Quel pomeriggio lo ricordo ancora come se fosse ieri: il Napoli di Gigi Simoni fu protagonista, fino a quel momento, di un campionato al di sopra delle proprie aspettative. A Fuorigrotta arrivava la Lazio di Zeman, Nedved, Marchegiani e Casiraghi per un inedito quanto sentito scontro al vertice.

Eravamo in Curva B e il freddo non esitava a far sentire la sua presenza. A ripararmi c’erano le braccia di mio padre e quella stessa sciarpa azzurra al collo – acquistata pochi istanti prima da un ambulante – che ancora oggi mi accompagna nelle trasferte lungo lo Stivale e nelle comparsate nel Tempio (vivo a Milano).

“Perché state andando via?”

Seguivo la partita con occhi vispi e carichi di curiosità, sorpreso ed estasiato di poter vivere così da vicino le gesta dei miei primi beniamini. C’erano Pino “Batman” Taglialatela, Roberto Ayala, Ciccio Turrini, Beto, Nicola Caccia, André Cruz, Alain Boghossian, Mauro Milanese, Fabio Pecchia, Alfredo Aglietti.

Per essere la mia prima volta allo stadio, lo spettacolo non si stava rivelando essere dei migliori: i tifosi borbottavano e tra di loro si faceva sempre più largo l’idea dello 0-0 finale che “contro a nu squadrone come la Lazio era pure buono”.

Qualcuno accennava anche ad andar via quando, sorpreso da ciò che vedevo, innocentemente dissi: “Perché state andando via? La partita non è ancora finita. Adesso Napoli segna”.

Stranamente in tanti si fecero convincere dalla mia profezia: “Arò iate, o’uaglione a ritte ca mò signamm”. E ritornarono al proprio posto giusto in tempo per vedere il gol decisivo di André Cruz in pieno recupero.

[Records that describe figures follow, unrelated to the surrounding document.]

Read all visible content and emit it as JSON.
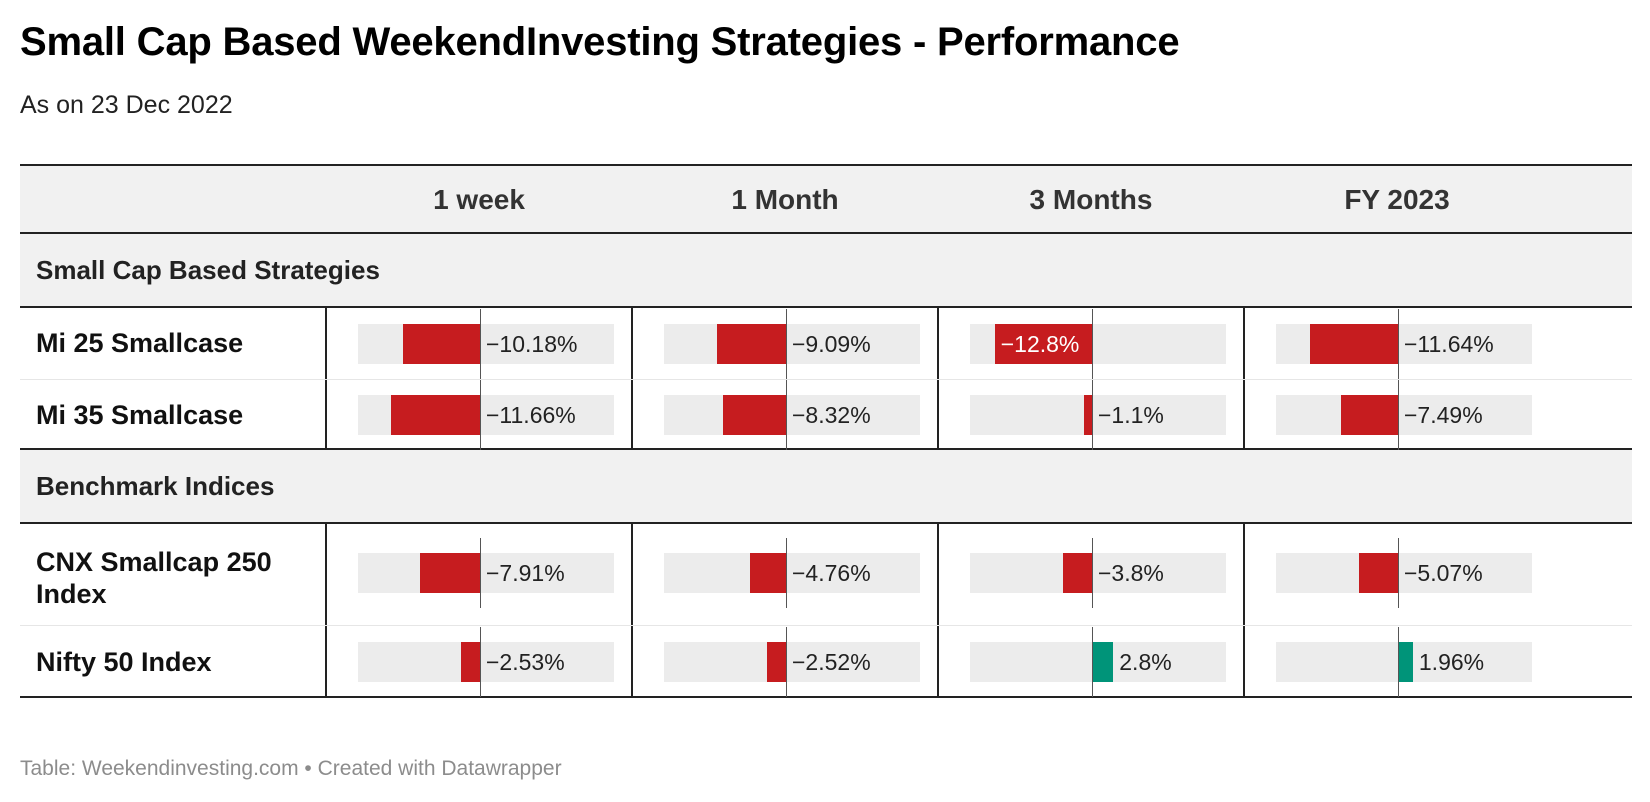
{
  "title": "Small Cap Based WeekendInvesting Strategies - Performance",
  "subtitle": "As on 23 Dec 2022",
  "footer": "Table: Weekendinvesting.com • Created with Datawrapper",
  "colors": {
    "negative": "#c61c1f",
    "positive": "#009479",
    "track": "#ececec"
  },
  "chart_data": {
    "type": "table",
    "columns": [
      "1 week",
      "1 Month",
      "3 Months",
      "FY 2023"
    ],
    "groups": [
      {
        "name": "Small Cap Based Strategies",
        "rows": [
          {
            "name": "Mi 25 Smallcase",
            "values": [
              -10.18,
              -9.09,
              -12.8,
              -11.64
            ],
            "labels": [
              "−10.18%",
              "−9.09%",
              "−12.8%",
              "−11.64%"
            ]
          },
          {
            "name": "Mi 35 Smallcase",
            "values": [
              -11.66,
              -8.32,
              -1.1,
              -7.49
            ],
            "labels": [
              "−11.66%",
              "−8.32%",
              "−1.1%",
              "−7.49%"
            ]
          }
        ]
      },
      {
        "name": "Benchmark Indices",
        "rows": [
          {
            "name": "CNX Smallcap 250 Index",
            "values": [
              -7.91,
              -4.76,
              -3.8,
              -5.07
            ],
            "labels": [
              "−7.91%",
              "−4.76%",
              "−3.8%",
              "−5.07%"
            ]
          },
          {
            "name": "Nifty 50 Index",
            "values": [
              -2.53,
              -2.52,
              2.8,
              1.96
            ],
            "labels": [
              "−2.53%",
              "−2.52%",
              "2.8%",
              "1.96%"
            ]
          }
        ]
      }
    ]
  }
}
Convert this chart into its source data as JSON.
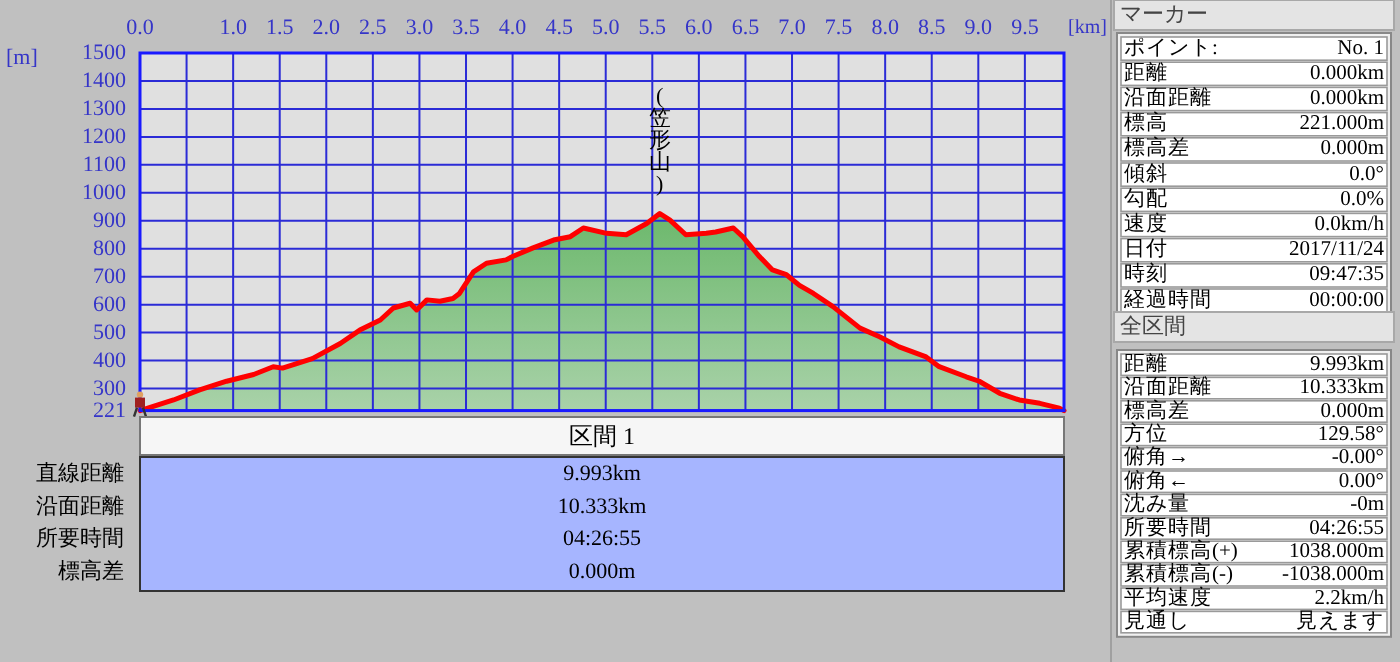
{
  "chart_data": [
    {
      "type": "area",
      "xlabel": "[km]",
      "ylabel": "[m]",
      "x": [
        0,
        0.36,
        0.64,
        0.93,
        1.22,
        1.43,
        1.53,
        1.85,
        2.15,
        2.36,
        2.58,
        2.72,
        2.9,
        2.97,
        3.08,
        3.22,
        3.36,
        3.43,
        3.58,
        3.72,
        3.93,
        4.0,
        4.22,
        4.44,
        4.62,
        4.76,
        5.01,
        5.22,
        5.44,
        5.58,
        5.69,
        5.86,
        6.08,
        6.18,
        6.37,
        6.47,
        6.65,
        6.79,
        6.94,
        7.08,
        7.23,
        7.44,
        7.73,
        7.94,
        8.15,
        8.44,
        8.58,
        8.87,
        9.01,
        9.23,
        9.44,
        9.66,
        9.87,
        9.92
      ],
      "series": [
        {
          "color": "#ff0000",
          "values": [
            221,
            259,
            295,
            326,
            350,
            378,
            373,
            407,
            461,
            509,
            545,
            588,
            605,
            581,
            617,
            612,
            622,
            640,
            717,
            748,
            760,
            772,
            803,
            831,
            843,
            874,
            855,
            850,
            890,
            926,
            902,
            850,
            855,
            860,
            874,
            843,
            772,
            724,
            707,
            669,
            640,
            593,
            516,
            485,
            449,
            413,
            378,
            342,
            326,
            283,
            259,
            247,
            230,
            221
          ]
        }
      ],
      "xlim": [
        0,
        9.92
      ],
      "xticks": [
        {
          "value": 0,
          "label": "0.0"
        },
        {
          "value": 0.5,
          "label": null
        },
        {
          "value": 1,
          "label": "1.0"
        },
        1.5,
        {
          "value": 2,
          "label": "2.0"
        },
        2.5,
        {
          "value": 3,
          "label": "3.0"
        },
        3.5,
        {
          "value": 4,
          "label": "4.0"
        },
        4.5,
        {
          "value": 5,
          "label": "5.0"
        },
        5.5,
        {
          "value": 6,
          "label": "6.0"
        },
        6.5,
        {
          "value": 7,
          "label": "7.0"
        },
        7.5,
        {
          "value": 8,
          "label": "8.0"
        },
        8.5,
        {
          "value": 9,
          "label": "9.0"
        },
        9.5
      ],
      "ylim": [
        221,
        1500
      ],
      "yticks": [
        221,
        300,
        400,
        500,
        600,
        700,
        800,
        900,
        1000,
        1100,
        1200,
        1300,
        1400,
        1500
      ],
      "grid": true,
      "marker": "none",
      "line_style": "solid",
      "annotations": [
        {
          "text": "(笠形山)",
          "x": 5.58,
          "y": 926
        }
      ]
    },
    {
      "type": "other",
      "title": "区間 1",
      "annotations": [
        "直線距離",
        "9.993km",
        "沿面距離",
        "10.333km",
        "所要時間",
        "04:26:55",
        "標高差",
        "0.000m"
      ]
    },
    {
      "type": "other",
      "title": "マーカー",
      "annotations": [
        "ポイント:",
        "No. 1",
        "距離",
        "0.000km",
        "沿面距離",
        "0.000km",
        "標高",
        "221.000m",
        "標高差",
        "0.000m",
        "傾斜",
        "0.0°",
        "勾配",
        "0.0%",
        "速度",
        "0.0km/h",
        "日付",
        "2017/11/24",
        "時刻",
        "09:47:35",
        "経過時間",
        "00:00:00"
      ]
    },
    {
      "type": "other",
      "title": "全区間",
      "annotations": [
        "距離",
        "9.993km",
        "沿面距離",
        "10.333km",
        "標高差",
        "0.000m",
        "方位",
        "129.58°",
        "俯角→",
        "-0.00°",
        "俯角←",
        "0.00°",
        "沈み量",
        "-0m",
        "所要時間",
        "04:26:55",
        "累積標高(+)",
        "1038.000m",
        "累積標高(-)",
        "-1038.000m",
        "平均速度",
        "2.2km/h",
        "見通し",
        "見えます"
      ]
    }
  ]
}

Fu il caos, il delirio: i miei vicini di Curva mi scipparono letteralmente dalle mani di mio padre per abbracciarmi e portarmi in trionfo. Fu un turbinio di emozioni indescrivibile e impagabile, dal valore assoluto.

E da quel giorno la mia vita divenne inevitabilmente e irrimediabilmente tinta d’azzurro.